FOR IMMEDIATE RELEASE
7/8/2015

CONTACT: Henry Sapoznik, sapoznik@wisc.edu, 608-890-4818; Scott Carter, scott.carter@wisc.edu, 608-890-4818

MAYRENT INSTITUTE NOW HOME TO OLDEST SURVIVING RECORDINGS OF YIDDISH MUSIC

MADISON – The Mayrent Institute for Yiddish Culture has acquired the twelve earliest known cylinder recordings of Yiddish music, released c.1901 by the one-time Chicago-based Thomas Lambert Company. The recordings enhance the Institute’s offerings in combination with the Mayrent Collection of Yiddish Recordings, a repository of over 9,000 78rpm recordings of Yiddish and Jewish music, at the University of Wisconsin-Madison’s Mills Music Library.

These rarest of earliest American recordings trace Yiddish theater’s journey from its European provenance to its reinvention as a major American venue. “Rozhinkes mit Mandlen” (“Raisins and Almonds”), the evergreen lullaby composed in 1880s Romania by the father of the Yiddish theater, Abraham Goldfaden, and recorded six years before his death in the New World, echoes continuity, while others of the two-minute recordings clue us in to the diversity of the Yiddish stage’s pioneer participants.

The remarkable sound quality of the recordings is due to the transfer skills of the historian/sound engineer/collector David Giovannoni (UW-Madison, 1980), who made the collection available. It is also thanks to the pristine condition of their original celluloid surface, and to its inventor.

In 1900, Thomas Lambert began recording on celluloid, an early form of plastic that produced superior sound and resiliency. Unlike Thomas Edison’s 1877 invention — metal followed by wax cylinders that could be played only a handful of times before wearing out — Lambert’s cylinders were labeled “Indestructible.” He, unfortunately, was not; frivolous patent infringement lawsuits initiated by Edison drove Lambert out of business by 1906.

In the end the Thomas Lambert Company’s 1008-song catalog came to reflect mainstream popular music.
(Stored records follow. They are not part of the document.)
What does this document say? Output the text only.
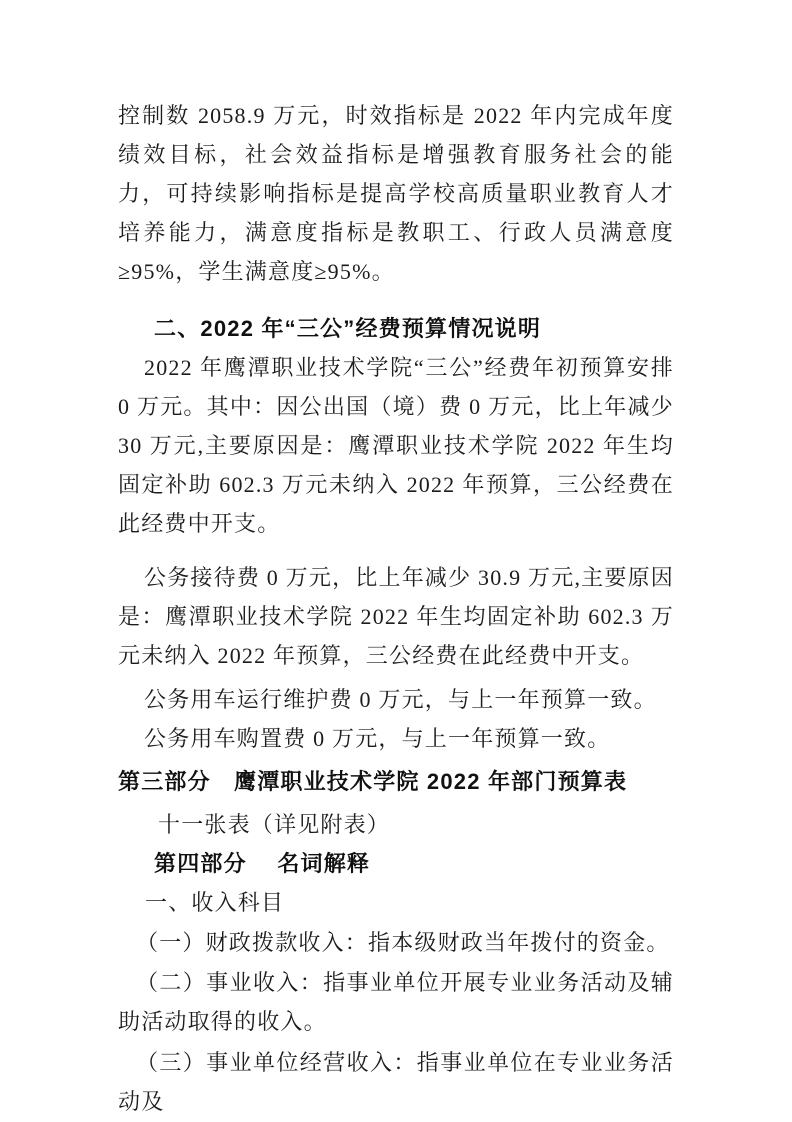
控制数 2058.9 万元，时效指标是 2022 年内完成年度绩效目标，社会效益指标是增强教育服务社会的能力，可持续影响指标是提高学校高质量职业教育人才培养能力，满意度指标是教职工、行政人员满意度≥95%，学生满意度≥95%。

二、2022 年“三公”经费预算情况说明

2022 年鹰潭职业技术学院“三公”经费年初预算安排 0 万元。其中：因公出国（境）费 0 万元，比上年减少 30 万元,主要原因是：鹰潭职业技术学院 2022 年生均固定补助 602.3 万元未纳入 2022 年预算，三公经费在此经费中开支。

公务接待费 0 万元，比上年减少 30.9 万元,主要原因是：鹰潭职业技术学院 2022 年生均固定补助 602.3 万元未纳入 2022 年预算，三公经费在此经费中开支。

公务用车运行维护费 0 万元，与上一年预算一致。

公务用车购置费 0 万元，与上一年预算一致。

第三部分　鹰潭职业技术学院 2022 年部门预算表

十一张表（详见附表）

第四部分　 名词解释

一、收入科目

（一）财政拨款收入：指本级财政当年拨付的资金。

（二）事业收入：指事业单位开展专业业务活动及辅助活动取得的收入。

（三）事业单位经营收入：指事业单位在专业业务活动及
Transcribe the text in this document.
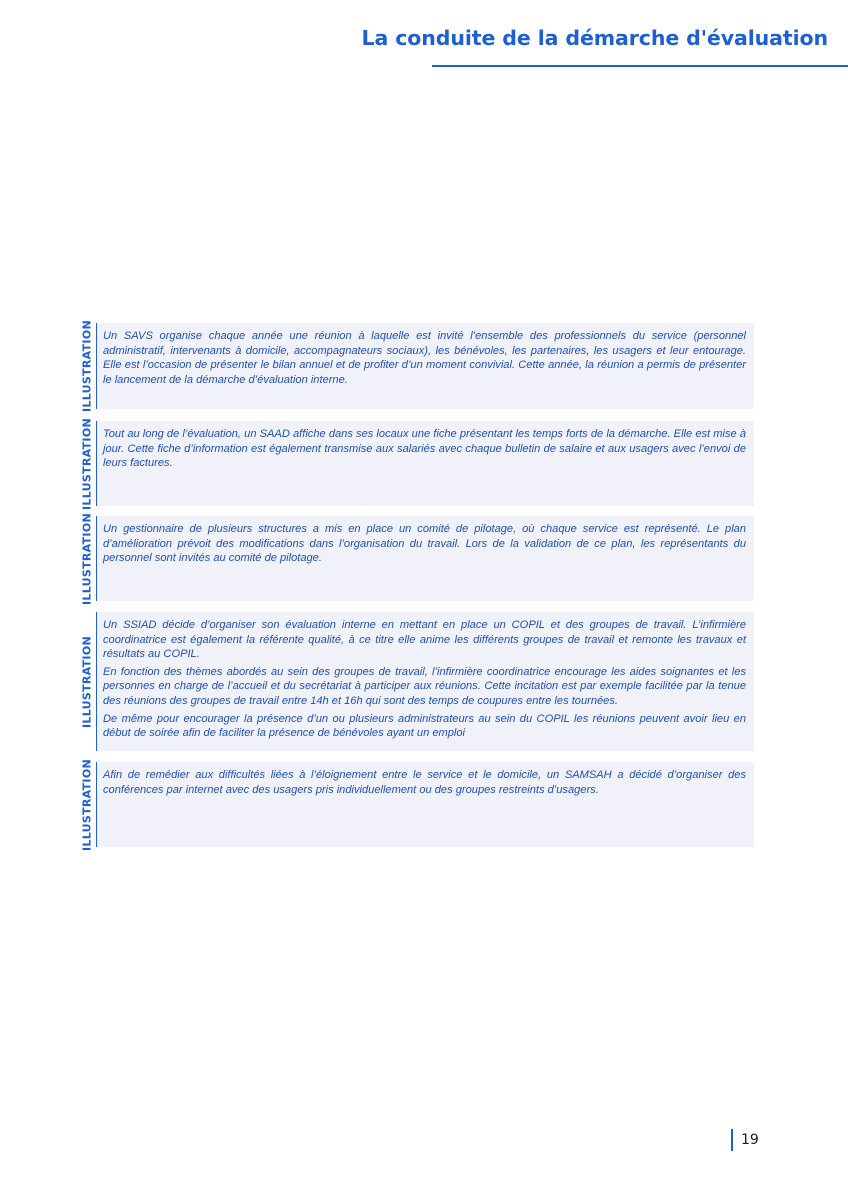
La conduite de la démarche d'évaluation
ILLUSTRATION Un SAVS organise chaque année une réunion à laquelle est invité l’ensemble des professionnels du service (personnel administratif, intervenants à domicile, accompagnateurs sociaux), les bénévoles, les partenaires, les usagers et leur entourage. Elle est l’occasion de présenter le bilan annuel et de profiter d’un moment convivial. Cette année, la réunion a permis de présenter le lancement de la démarche d’évaluation interne.

ILLUSTRATION Tout au long de l’évaluation, un SAAD affiche dans ses locaux une fiche présentant les temps forts de la démarche. Elle est mise à jour. Cette fiche d’information est également transmise aux salariés avec chaque bulletin de salaire et aux usagers avec l’envoi de leurs factures.

ILLUSTRATION Un gestionnaire de plusieurs structures a mis en place un comité de pilotage, où chaque service est représenté. Le plan d’amélioration prévoit des modifications dans l’organisation du travail. Lors de la validation de ce plan, les représentants du personnel sont invités au comité de pilotage.

ILLUSTRATION

Un SSIAD décide d’organiser son évaluation interne en mettant en place un COPIL et des groupes de travail. L’infirmière coordinatrice est également la référente qualité, à ce titre elle anime les différents groupes de travail et remonte les travaux et résultats au COPIL.

En fonction des thèmes abordés au sein des groupes de travail, l’infirmière coordinatrice encourage les aides soignantes et les personnes en charge de l’accueil et du secrétariat à participer aux réunions. Cette incitation est par exemple facilitée par la tenue des réunions des groupes de travail entre 14h et 16h qui sont des temps de coupures entre les tournées.

De même pour encourager la présence d’un ou plusieurs administrateurs au sein du COPIL les réunions peuvent avoir lieu en début de soirée afin de faciliter la présence de bénévoles ayant un emploi

ILLUSTRATION Afin de remédier aux difficultés liées à l’éloignement entre le service et le domicile, un SAMSAH a décidé d’organiser des conférences par internet avec des usagers pris individuellement ou des groupes restreints d’usagers.

19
Yet half its first releases — some forty in all — were Yiddish. The extant dozen has found its rightful home. The Institute is cooperating with Grammy Award-winning Archeophone Records, which will reissue the recordings later this year under the title Attractive Hebrews: The Thomas Lambert Yiddish Cylinders 1901-1904.

Archeophone Records principal Richard Martin says, “We are profoundly grateful to the Mayrent Institute for inviting us to publish these precious recordings. Their leadership in preserving Yiddish heritage pairs brilliantly with our skill in the reissue market of ancient audio. The result will be a top-flight production that looks and sounds great and puts the recordings in their proper context.”